Joining the Seattle Hockey Partners ownership group for the planned 2020 debut of the NHL expansion franchise were a couple of last names familiar to Seattle sports fans: Ackerley and Hanauer.
Sounders owner Adrian Hanauer, along with twin brothers Chris and Ted Ackerley, sons of former Sonics owner Barry Ackerley, were among seven local business executives added Wednesday as local principal owners in a group headed by Los Angeles-area majority owner David Bonderman and partner Jerry Bruckheimer.
The group will be part of a presentation Oct. 2 to the executive committee of the NHL Board of Governors, where the award of an expansion franchise will be formally considered. If approved, the project will advance to the full board at a December meeting.
Oak View Group, headed by Tim Leiweke, is re-developing KeyArena with more than $700 million in private funds. The group hopes to begin demolition in October to meet an aggressive timetable that concludes with the opening of the NHL season in 2020.
“It is with great pride that we welcome these local investors and their families to our group as we strive to secure an NHL franchise,” said Tod Leiweke, president and CEO of Seattle Hockey Partners and a former Seahawks CEO, in a release ahead of a press conference.
David Wright, head of Grousement Associates real estate development firm and a board member of the Space Needle Corp., was named vice chairman of Hockey Partners. Joining him is brother Jeffrey Wright, who are two of the five children of Howard S. Wright, who helped develop the Space Needle for the 1962 Seattle World’s Fair.
Andy Jassy, who joined Amazon in 1997 and has been Amazon Web Services president since 2016, brings the clout of Seattle’s most influential company. According to Geekwire, AWS, the market leader in cloud computing, generated $6.1 billion in revenues last quarter. Jassy, a big New York sports fan who built a sports bar in his home, in 2016 was Amazon’s highest paid employee at $35.6 million, according to Fortune magazine.
Jay Deutsch, founder of Seattle-based Bensussen Deutsch & Associates that has worked with the Seahawks marketing since 1984, rounds out the group.

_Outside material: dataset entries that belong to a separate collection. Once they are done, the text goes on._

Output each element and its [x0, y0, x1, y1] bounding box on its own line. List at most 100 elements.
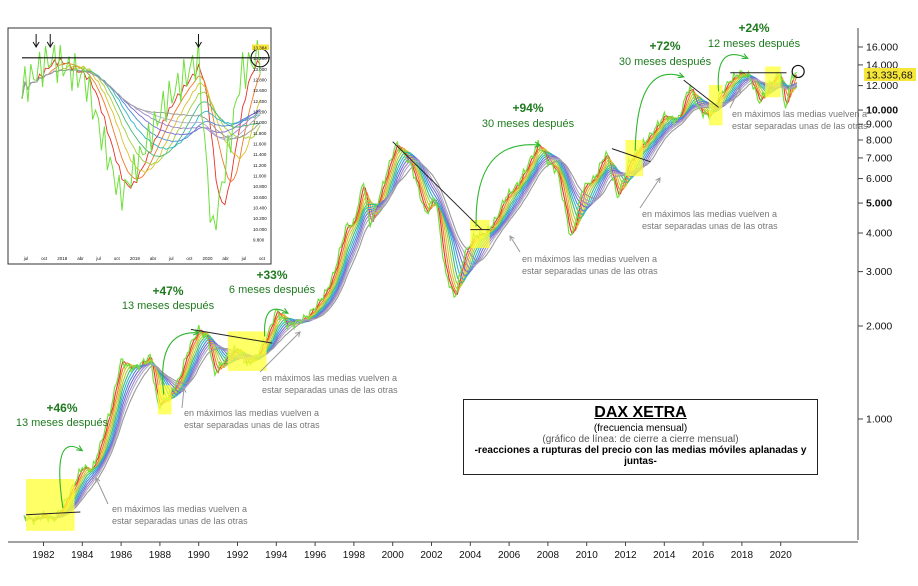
- inset-x-tick-11: 2020: [203, 256, 214, 261]
- note-arrow-1: [95, 477, 109, 505]
- inset-x-tick-5: jul: [95, 256, 101, 261]
- gain-duration-1: 13 meses después: [16, 417, 109, 429]
- note-arrow-6: [729, 87, 741, 109]
- y-tick-label-4: 10.000: [866, 105, 898, 117]
- chart-title: DAX XETRA: [594, 404, 687, 421]
- gain-label-5: +72%: [649, 39, 680, 53]
- gain-arc-4: [475, 144, 541, 227]
- x-tick-label-15: 2010: [576, 550, 599, 561]
- y-tick-label-1: 16.000: [866, 42, 898, 54]
- note-4-line2: estar separadas unas de las otras: [522, 266, 658, 276]
- x-tick-label-7: 1994: [265, 550, 288, 561]
- inset-x-tick-13: jul: [241, 256, 247, 261]
- note-arrow-head-4: [509, 235, 515, 242]
- price-series: [23, 69, 798, 525]
- chart-subtitle: (frecuencia mensual): [593, 423, 688, 434]
- inset-x-tick-4: abr: [77, 256, 84, 261]
- note-1-line1: en máximos las medias vuelven a: [112, 504, 247, 514]
- inset-last-value-bg: [252, 44, 269, 50]
- y-tick-label-5: 9.000: [866, 119, 892, 131]
- note-arrow-head-2: [180, 386, 187, 393]
- inset-x-tick-2: oct: [41, 256, 48, 261]
- gain-arc-head-2: [192, 329, 200, 336]
- note-5-line2: estar separadas unas de las otras: [642, 221, 778, 231]
- y-tick-label-13: 1.000: [866, 414, 892, 426]
- gain-duration-2: 13 meses después: [122, 300, 215, 312]
- inset-moving-average-11: [21, 69, 261, 140]
- inset-arrow-head-1: [32, 41, 40, 48]
- x-tick-label-4: 1988: [149, 550, 172, 561]
- gain-arc-head-5: [677, 72, 685, 79]
- gain-arc-1: [59, 445, 83, 509]
- inset-lines: [21, 34, 270, 231]
- inset-x-tick-6: oct: [114, 256, 121, 261]
- x-tick-label-10: 2000: [382, 550, 405, 561]
- chart-decorations: [26, 53, 805, 531]
- trendline-1: [26, 511, 81, 516]
- note-arrow-head-3: [295, 331, 301, 337]
- gain-arc-head-1: [76, 445, 84, 452]
- inset-y-axis: 13.384 13.200 13.000 12.800 12.600 12.400 12.2…: [252, 44, 269, 243]
- note-6-line1: en máximos las medias vuelven a: [732, 109, 867, 119]
- note-arrow-head-6: [735, 87, 741, 94]
- moving-average-11: [23, 80, 798, 520]
- last-value-circle: [791, 64, 805, 79]
- inset-y-tick-2: 13.200: [253, 56, 267, 61]
- gain-duration-5: 30 meses después: [619, 56, 712, 68]
- x-axis: 1982 1984 1986 1988 1990 1992 1994 1996 1998 2000…: [8, 541, 858, 561]
- inset-x-axis: jul oct 2018 abr jul oct 2019 abr jul oct 2020 abr j…: [23, 256, 266, 261]
- trendline-6: [683, 79, 719, 108]
- x-tick-label-16: 2012: [614, 550, 637, 561]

Tim Leiweke, leader of Oak View Group, which is redeveloping KeyArena for concerts and the NHL, was joined Wednesday at the press conference by Seattle Mayor Jenny Durkan to announce three agreements reached between the city and the developers, who have pledged at least $700 million in private funds to the project.
The documents — a development agreement for the new arena, a long-term ease agreement and an integration agreement — were released to the public and Seattle City Council.
“We are making tremendous progress and are looking forward to these next few weeks as we move into the City Council’s review of our agreements,” Leiweke said in a statement. “These agreements reflect tremendous hard work by all sides. This is a process that we hope will conclude shortly as we’re ready to start breaking ground on an arena that will be world class when completed.”
Majority owner Bonderman, an investment banker who graduated from the University of Washington, said, “After long and detailed negotiations with the city we are pleased that these agreements, critical to redevelopment of the new Seattle Center Arena, are moving forward to the City Council for consideration.
“We value everyone’s feedback and recognize there will be some inconveniences. We’re working diligently to address near-term concerns and we are committed to being great listeners and neighbors.”